In the immediate aftermath of the massacre, information about what had happened was suppressed by brigade and divisional commanders to prevent external investigation. It was more than a year later, after a former soldier, Ronald Ridenhour, wrote to the president, members of Congress and the Pentagon, that the army's Office of the Inspector General became aware that the actions of Charlie Company in My Lai warranted inquiry. Ridenhour had not been present at the massacre. But his account was compiled from detailed conversations with soldiers who had witnessed and, in some cases, participated in the killings. Ridenhour was convinced, he said, that "something rather dark and bloody" had occurred in the village. After a long investigation, four officers and nine enlisted men were charged with major crimes related to the massacre. Calley was charged with six specifications of murder, including the deliberate shooting of 109 Vietnamese civilians.

The investigation, however, failed to produce convictions commensurate with the scale of the crimes. Calley was found guilty of murdering 22 villagers, but his sentence of life imprisonment with hard labour was swiftly commuted to 20 and then ten years. In November 1974, he became eligible for parole and left military custody.
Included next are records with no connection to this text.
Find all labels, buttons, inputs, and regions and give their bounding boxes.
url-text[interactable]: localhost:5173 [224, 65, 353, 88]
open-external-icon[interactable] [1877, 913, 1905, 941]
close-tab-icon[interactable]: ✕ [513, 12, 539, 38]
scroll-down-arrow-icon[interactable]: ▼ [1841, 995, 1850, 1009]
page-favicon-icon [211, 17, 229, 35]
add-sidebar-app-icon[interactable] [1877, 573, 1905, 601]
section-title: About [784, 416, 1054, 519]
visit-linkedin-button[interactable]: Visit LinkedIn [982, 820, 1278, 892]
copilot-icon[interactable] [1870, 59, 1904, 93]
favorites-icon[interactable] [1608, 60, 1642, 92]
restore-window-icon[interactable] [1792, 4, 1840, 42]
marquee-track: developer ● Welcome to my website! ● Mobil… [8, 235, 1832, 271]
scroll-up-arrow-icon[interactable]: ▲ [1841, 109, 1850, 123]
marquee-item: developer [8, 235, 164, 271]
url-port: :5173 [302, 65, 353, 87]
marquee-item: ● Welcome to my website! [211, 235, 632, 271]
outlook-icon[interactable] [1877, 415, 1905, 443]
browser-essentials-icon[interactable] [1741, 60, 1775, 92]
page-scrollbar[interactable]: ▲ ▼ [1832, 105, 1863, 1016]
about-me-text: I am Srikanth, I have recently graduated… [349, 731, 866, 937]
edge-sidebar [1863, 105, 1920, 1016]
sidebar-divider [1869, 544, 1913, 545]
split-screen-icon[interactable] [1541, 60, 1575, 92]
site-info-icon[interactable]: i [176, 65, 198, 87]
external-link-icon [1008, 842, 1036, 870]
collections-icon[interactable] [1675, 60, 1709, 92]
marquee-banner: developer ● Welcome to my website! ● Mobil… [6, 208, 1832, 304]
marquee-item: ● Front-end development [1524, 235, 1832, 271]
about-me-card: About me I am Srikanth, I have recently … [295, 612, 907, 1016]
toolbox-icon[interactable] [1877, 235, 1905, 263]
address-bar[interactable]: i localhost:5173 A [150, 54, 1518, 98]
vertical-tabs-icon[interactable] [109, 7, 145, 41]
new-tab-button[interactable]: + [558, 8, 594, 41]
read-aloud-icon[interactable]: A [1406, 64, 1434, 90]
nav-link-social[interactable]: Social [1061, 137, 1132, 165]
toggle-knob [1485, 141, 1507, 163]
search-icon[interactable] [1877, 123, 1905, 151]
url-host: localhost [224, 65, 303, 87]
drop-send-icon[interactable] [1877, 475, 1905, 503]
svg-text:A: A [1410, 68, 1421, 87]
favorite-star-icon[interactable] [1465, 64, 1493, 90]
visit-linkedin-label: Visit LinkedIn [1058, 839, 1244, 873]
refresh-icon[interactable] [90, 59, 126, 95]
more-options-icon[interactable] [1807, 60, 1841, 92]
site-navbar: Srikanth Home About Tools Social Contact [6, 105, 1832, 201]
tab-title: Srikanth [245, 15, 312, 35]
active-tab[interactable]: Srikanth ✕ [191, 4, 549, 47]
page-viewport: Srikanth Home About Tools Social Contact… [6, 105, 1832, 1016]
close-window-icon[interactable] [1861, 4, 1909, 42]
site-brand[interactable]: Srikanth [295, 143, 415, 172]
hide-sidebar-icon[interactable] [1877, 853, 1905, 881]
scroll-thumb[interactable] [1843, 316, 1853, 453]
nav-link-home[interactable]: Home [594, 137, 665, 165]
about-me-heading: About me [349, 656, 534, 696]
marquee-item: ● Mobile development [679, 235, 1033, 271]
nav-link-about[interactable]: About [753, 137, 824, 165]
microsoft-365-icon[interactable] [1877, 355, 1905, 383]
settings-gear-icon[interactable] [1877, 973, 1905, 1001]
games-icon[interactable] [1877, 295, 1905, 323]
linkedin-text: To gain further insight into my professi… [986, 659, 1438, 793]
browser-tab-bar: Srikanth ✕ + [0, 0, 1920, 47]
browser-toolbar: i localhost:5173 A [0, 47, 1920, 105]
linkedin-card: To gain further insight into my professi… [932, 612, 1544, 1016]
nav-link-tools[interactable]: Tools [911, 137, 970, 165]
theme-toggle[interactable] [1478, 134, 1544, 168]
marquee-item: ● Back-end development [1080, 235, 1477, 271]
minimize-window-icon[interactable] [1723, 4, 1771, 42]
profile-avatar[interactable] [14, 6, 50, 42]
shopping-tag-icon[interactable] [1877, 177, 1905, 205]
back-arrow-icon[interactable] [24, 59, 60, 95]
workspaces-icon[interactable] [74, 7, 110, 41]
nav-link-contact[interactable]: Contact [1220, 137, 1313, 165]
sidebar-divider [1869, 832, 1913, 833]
Only a handful of the other cases went to trial.

Of those that did, including that of Captain Medina, all resulted in acquittal.

The response of the US public to the My Lai prosecutions revealed acute unease with the notion that individual soldiers, exposed to the stresses of combat, could be held legally responsible for their actions. A majority of Americans did accept that the killings merited a judicial response. But the perception that blame was being assigned disproportionately to junior officers and ordinary GIs, combined with a certain innocence as to the wantonness of his conduct in the village, appears to have converted Calley into a populist symbol. In the wake of his conviction, the White House received more than 300,000 letters, cards and telegrams concerning the case. Few of them supported the findings of the court. Sensing the public mood, President Richard Nixon decided to release the lieutenant from the prison stockade and confine him instead to his quarters, pending an appeal.

As one commentator put it, Calley's initial punishment for slaughter was to be sent to his room.

It was not, however, an entirely dismal tale. At senior levels in the US military, there was a recognition that only by investigating what had happened and prosecuting those most directly culpable could it be proved to both the public and serving soldiers that the killings in My Lai were in conflict with institutional norms. Although this emphasis on the aberrance of Charlie Company evaded some uncomfortable questions about wider command responsibility for the massacre and the often murky moral status of other aspects of US war-fighting in Vietnam, it was nevertheless an indication that a rough commitment to the operations of military justice still held in the corridors of the Pentagon. The news media, and particularly the printed press, ran largely against the tide of public opinion in pronouncing the verdict against Calley to be just. Acquittal, asserted Life magazine, "would have been a disaster: here was a responsible officer, not even in the position of being fired upon, who callously mowed down women and children".

The US army is different now, comprised not of conscripts but of volunteer professionals, more assiduously instructed in the laws of war than were Vietnam-era GIs. The battlefield is different, too: the advent of round-the-clock news, broadcast by stations with access to both sides of the front, means that a veil may not be so easily drawn over any war crimes that do occur. We should not expect any more My Lais, not least because expectations create a dangerous logic of their own. Yet it is nevertheless likely that the quality of US military justice will be tested in the months and years ahead if the war in Iraq drags on or if the effort is reprised elsewhere. The moral legitimacy of US foreign policy, already much contested, will depend in great measure on the outcome of that test.

Kendrick Oliver is lecturer in later-modern American history at Southampton University.